One of the managers at Intuitive Surgical, a maker of surgical instruments, did this well when he implemented a “Red Stapler” award, which was simply a red stapler given out at a weekly staff meeting to an employee who’d recently demonstrated the company’s values. It was presented with a short speech detailing the employee’s achievement. The award proved so popular that the company extended it to other departments.
These celebrations and awards become even more meaningful if they are directed by your team, rather than by management. Create a system where team members can nominate and vote for each other. Recognition coming from peers is typically more powerful than recognition coming from management.
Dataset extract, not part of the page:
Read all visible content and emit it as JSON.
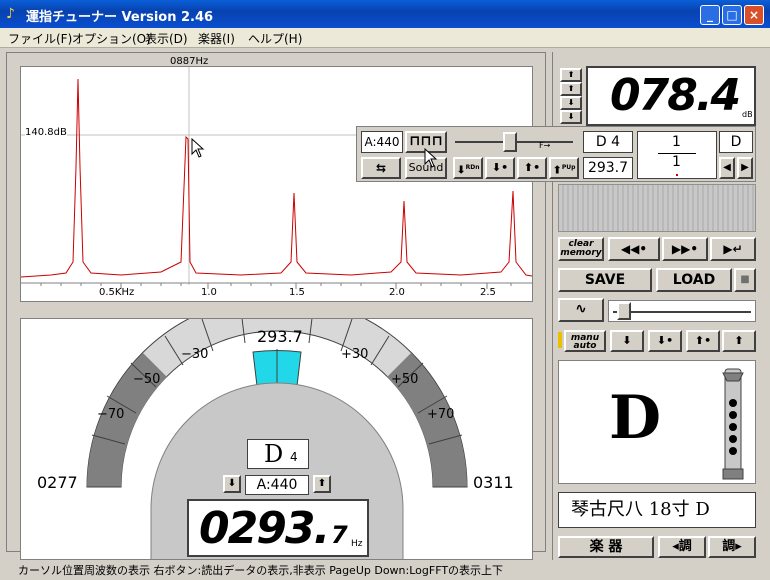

Some leaders are hesitant to recognize certain team members in public, out of concerns it might cause jealousy or resentment. Such fears are usually unfounded; winning teams regularly honor their Most Valuable Players, and these honorees are often selected by their teammates.
2. Encourage Friendships
Your organization’s community spirit will be greatly enhanced if your team members are friends with each other. As we discussed earlier, teams made up of friends perform better: They communicate better, evaluate ideas more critically, give more appropriate feedback to help others stay on track, and offer more positive encouragement. This turns into stronger feelings of accountability and commitment to the group and organization.
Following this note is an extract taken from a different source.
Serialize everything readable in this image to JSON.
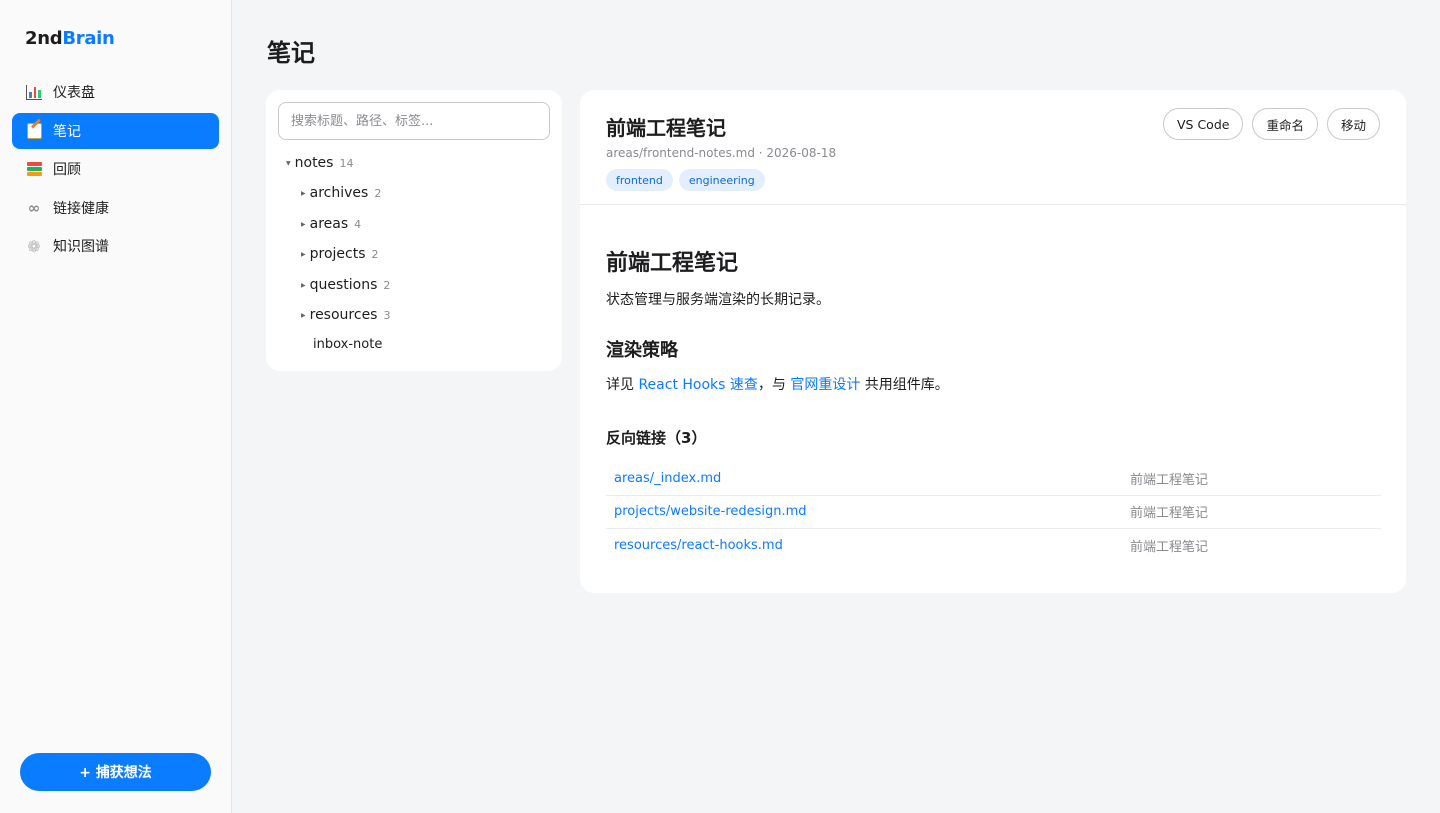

Studies have shown other quantifiable results when people work with friends:
- Those who work with a close friend are seven times more likely to engage fully in their work than those who don’t.
- People who work with friends have higher incomes than those who don’t.
- People who don’t work with friends are more likely to ignore collaborative opportunities.
- People with friends in the workplace more readily engage customers, have higher productivity levels, and have fewer accidents at work.
Use celebrations to encourage social connections among your team members, even if it’s something as simple as a group cheer at a staff meeting. These kinds of positive interactions reinforce a feeling of being part of a team working toward a common purpose, which is something people crave.
3. Have Fun
Your team’s sense of community spirit will increase when your team has fun. Don’t think of fun as a work luxury, but instead think of it as an important way to boost morale—most people assert that if they’re not having fun, they have difficulty maintaining the level of intensity required to do their best at their jobs.
Organizations that have fun are consistently more profitable. In fact, on Fortune’s list of 100 Best Companies to Work For, an average of 81% of employees who respond say they’re working for a “fun” company. Fun has several tangible benefits for an organization:
- It increases peoples’ problem-solving skills and creativity.
- It increases productivity.
- It decreases turnover.
As a leader, you can set the tone for your organization with a clear message that fun isn’t just acceptable, but expected. Aim to build fun into the workday so that people don’t have to use their own personal time to engage in it. For example, you might change the structure of your staff meetings, making them more informal with couches or an unusual setting. You can also encourage group dinners or other off-campus events to mark milestones and progress.
Having fun doesn’t necessarily mean having parties. Fun can be built into the work itself. For example, if there’s a difficult task, be positive and encouraging, so that the task feels enjoyable.